Chomsky inizia la sua prolusione definendo il linguaggio come un “mondo impenetrabile” e in una galoppata storica che mescola filosofia, scienza e matematica il linguista ripercorre idee, teorie e scoperte di varie discipline che, a vario titolo, hanno fornito un apporto fondamentale nella decifrazione del “mistero-linguaggio”. Se è vero che una costante degli studi in ambito linguistico è stato il riproporsi continuo dell’idea di “ghost in the machine”, quel qualcosa di indefinibile che fa funzionare il “sistema linguaggio”, Chomsky va oltre, riportando l’aspetto creativo del linguaggio al centro dell’attenzione e proponendolo addirittura come meccanismo principale di creazione del linguaggio stesso.
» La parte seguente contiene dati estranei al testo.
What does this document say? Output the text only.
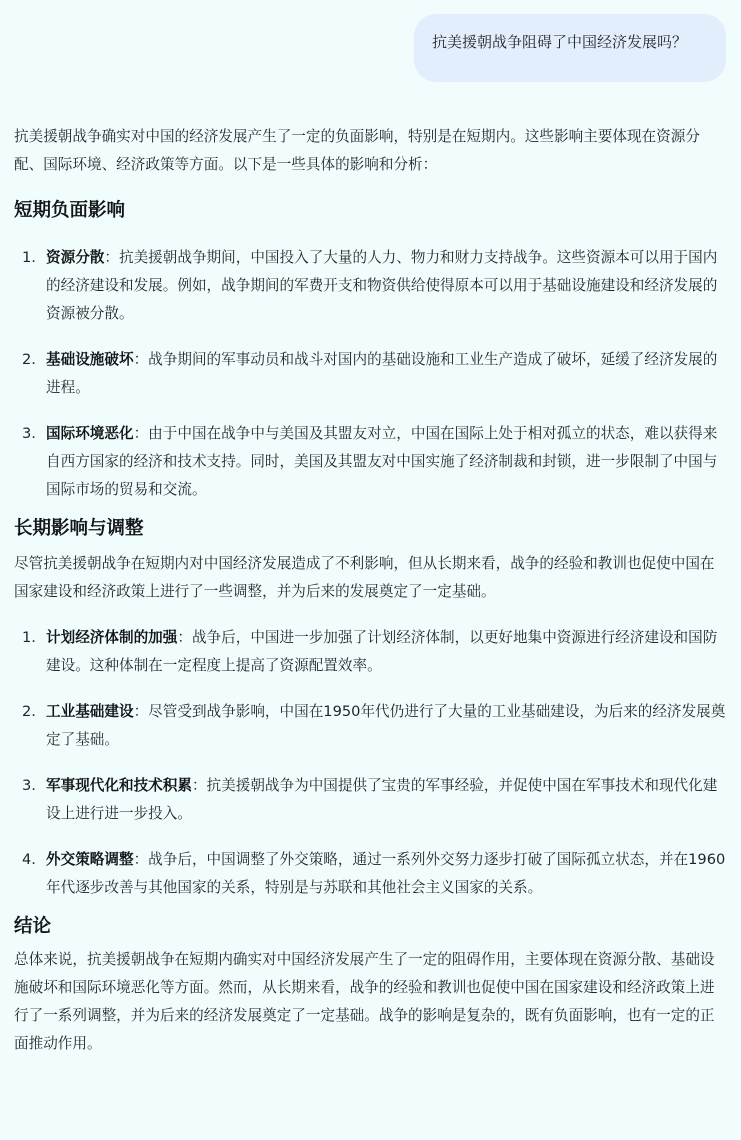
抗美援朝战争阻碍了中国经济发展吗？

抗美援朝战争确实对中国的经济发展产生了一定的负面影响，特别是在短期内。这些影响主要体现在资源分配、国际环境、经济政策等方面。以下是一些具体的影响和分析：

短期负面影响
1. 资源分散：抗美援朝战争期间，中国投入了大量的人力、物力和财力支持战争。这些资源本可以用于国内的经济建设和发展。例如，战争期间的军费开支和物资供给使得原本可以用于基础设施建设和经济发展的资源被分散。
2. 基础设施破坏：战争期间的军事动员和战斗对国内的基础设施和工业生产造成了破坏，延缓了经济发展的进程。
3. 国际环境恶化：由于中国在战争中与美国及其盟友对立，中国在国际上处于相对孤立的状态，难以获得来自西方国家的经济和技术支持。同时，美国及其盟友对中国实施了经济制裁和封锁，进一步限制了中国与国际市场的贸易和交流。
长期影响与调整

尽管抗美援朝战争在短期内对中国经济发展造成了不利影响，但从长期来看，战争的经验和教训也促使中国在国家建设和经济政策上进行了一些调整，并为后来的发展奠定了一定基础。

1. 计划经济体制的加强：战争后，中国进一步加强了计划经济体制，以更好地集中资源进行经济建设和国防建设。这种体制在一定程度上提高了资源配置效率。
2. 工业基础建设：尽管受到战争影响，中国在1950年代仍进行了大量的工业基础建设，为后来的经济发展奠定了基础。
3. 军事现代化和技术积累：抗美援朝战争为中国提供了宝贵的军事经验，并促使中国在军事技术和现代化建设上进行进一步投入。
4. 外交策略调整：战争后，中国调整了外交策略，通过一系列外交努力逐步打破了国际孤立状态，并在1960年代逐步改善与其他国家的关系，特别是与苏联和其他社会主义国家的关系。
结论

总体来说，抗美援朝战争在短期内确实对中国经济发展产生了一定的阻碍作用，主要体现在资源分散、基础设施破坏和国际环境恶化等方面。然而，从长期来看，战争的经验和教训也促使中国在国家建设和经济政策上进行了一系列调整，并为后来的经济发展奠定了一定基础。战争的影响是复杂的，既有负面影响，也有一定的正面推动作用。
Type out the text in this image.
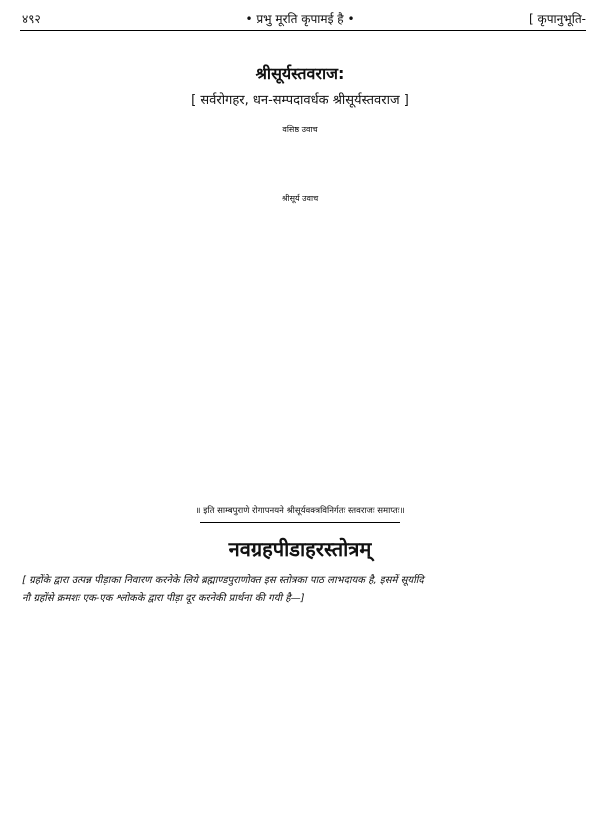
४९२	• प्रभु मूरति कृपामई है •	[ कृपानुभूति-
श्रीसूर्यस्तवराज:
[ सर्वरोगहर, धन-सम्पदावर्धक श्रीसूर्यस्तवराज ]
वसिष्ठ उवाच
श्रीसूर्य उवाच
॥ इति साम्बपुराणे रोगापनयने श्रीसूर्यवक्त्रविनिर्गतः स्तवराजः समाप्तः॥
नवग्रहपीडाहरस्तोत्रम्
[ ग्रहोंके द्वारा उत्पन्न पीड़ाका निवारण करनेके लिये ब्रह्माण्डपुराणोक्त इस स्तोत्रका पाठ लाभदायक है, इसमें सूर्यादि
नौ ग्रहोंसे क्रमशः एक-एक श्लोकके द्वारा पीड़ा दूर करनेकी प्रार्थना की गयी है—]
Il lavoro di Chomsky ha, inoltre, avuto il merito di abbattere le barriere tra umanistico e scientifico: grossa parte della sua ricerca è stata infatti vitale per lo sviluppo delle neuroscienze e degli studi per la programmazione di intelligenze artificiali e programmi di traduzione automatica.

Quella molteplicità e variabilità che troviamo nel linguaggio sono pienamente impersonate da Chomsky stesso: non soltanto linguista e filosofo ma anche storico e politologo, conosciuto da molti come il flagellatore del governo e dei media americani da lui accusati di essere esclusivamente degli strumenti di manipolazione.

Chomsky ritorna a Pavia dopo avervi soggiornato negli anni ’90 per un ciclo di conferenze: l’intellettuale si dice contento di aver riconosciuto la stanza che gli è stata assegnata in questi giorni come la stessa stanza avuta vent’anni prima. Una cosa da niente si direbbe. Ma basti considerare l’invito da lui rivolto agli studenti a non sottovalutare lo “stupore per i fatti semplici” per comprendere come alla base del suo lavoro, qualunque sia l’ambito, ci sia soprattutto una forte passione e curiosità per la realtà che lo circonda.